Decided On June 11, 2012
MATHEW, S/O.ISAC, PUTHENTHARAYIL, PALLIPPURAM, CHERTHALA Appellant
V/S
STATE OF KERALA Respondents

JUDGEMENT

(1.) THE claimant is the appellant. His lands (dry lands as well as wetlands) were acquired by the Government pursuant to Section 4(1) notification published on 24/01/97 for the purpose of Industrial Growth Centre at Pallippuram. THE dry lands were categorised in category-1 as well as category-3 (dry lands having road frontage and dry lands having no road frontage). Wet lands were also categorised into two categories, the Nilams having road frontage and Nilams without road frontage and included in category-5 and 6. THE learned Subordinate Judge accepted the appellant's claim that the entire dry lands belonging to him should have been included in category-1 as dry lands with road frontage and land value was awarded accordingly. THE appellant's claim was that the lands which were treated as Nilams were actually not Nilams but were reclaimed lands. Learned Subordinate Judge did not accept this claim. However, the learned Subordinate Judge found that as the entire property of the appellant was being enjoyed by the appellant as a single holding and as the properties were lying contiguously the entire Nilams can be treated as Nilam with road frontage. Accordingly the value of the Nilams was re-fixed by the Reference Court as Rs. 4,609/- per Are.

(2.) ONE ground which is seriously pursued before us by Sri.J.Omprakash, the learned counsel for the appellant was that the property treated by the Land Acquisition Officer and the Reference Court as wet lands were actually reclaimed lands. He referred to Ext.A4 Solvency Certificate in which Ext.A5 mortgage deed wherein the entire property (dry land as well as wetlands) belonging to the appellant is described as Sthalam - land. The argument of Sri.Omprakash was that the entire property should have been treated as dry lands and for the so called Nilams also the value finally given for dry lands Rs. 29,982/- per Are should have been awarded.

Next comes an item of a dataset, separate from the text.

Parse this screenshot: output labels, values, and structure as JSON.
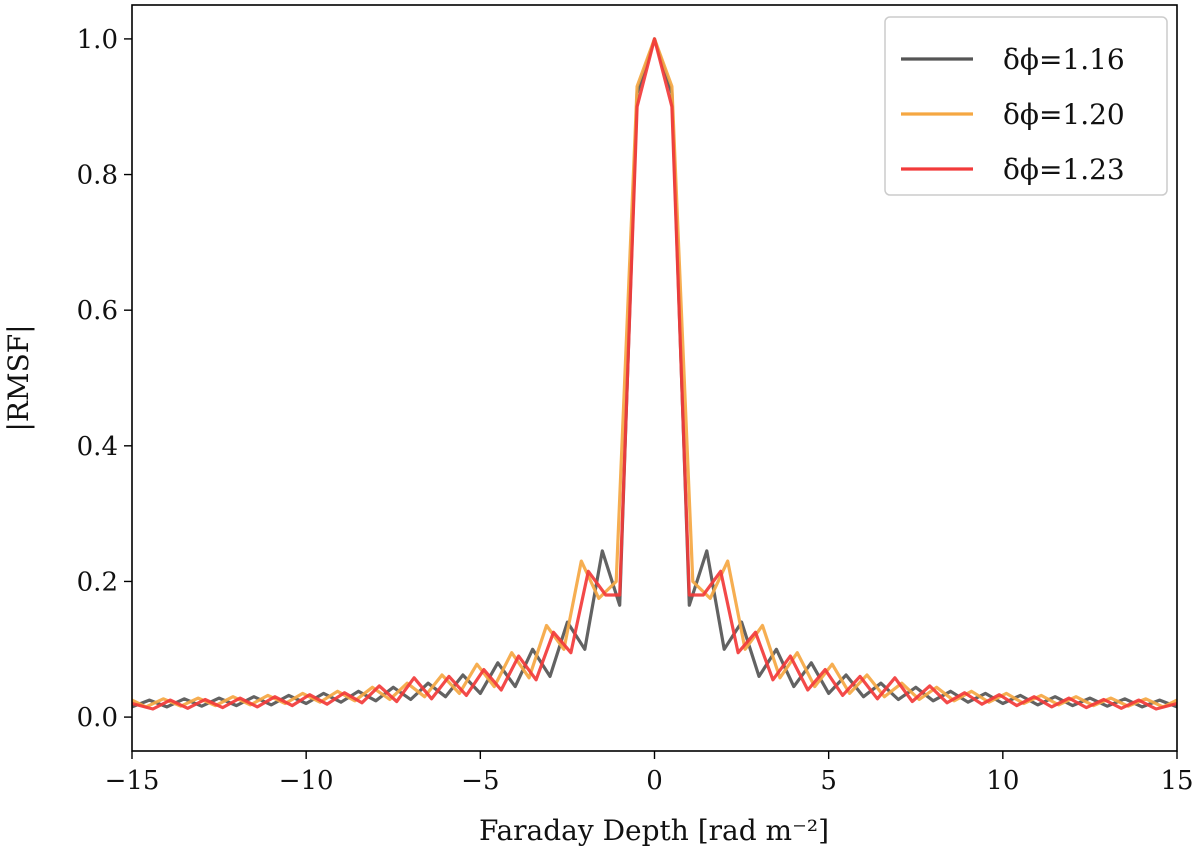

(3.) WE have given our anxious consideration to the rival submissions addressed at the Bar. WE have made a survey of the materials to which our attention was drawn by the learned counsel in their submissions. WE were carefully gone through the Mahazar. The Mahazar reveals that in the portions treated by the Land Acquisition Officer and the Reference Court as wet land (Nilam), there were sixteen sand dunes in which the appellant had planted sixteen coconut saplings of height one metre. WE estimate that these sixteen saplings occupy an extent of 1.65 Ares of land. The planting of coconut saplings were not done in a scientific manner. WE are of the view that for the above portion of wetland (Nilam) extending to 1.65 Ares the appellant can be awarded a rate of Rs. 29,982/- per Are.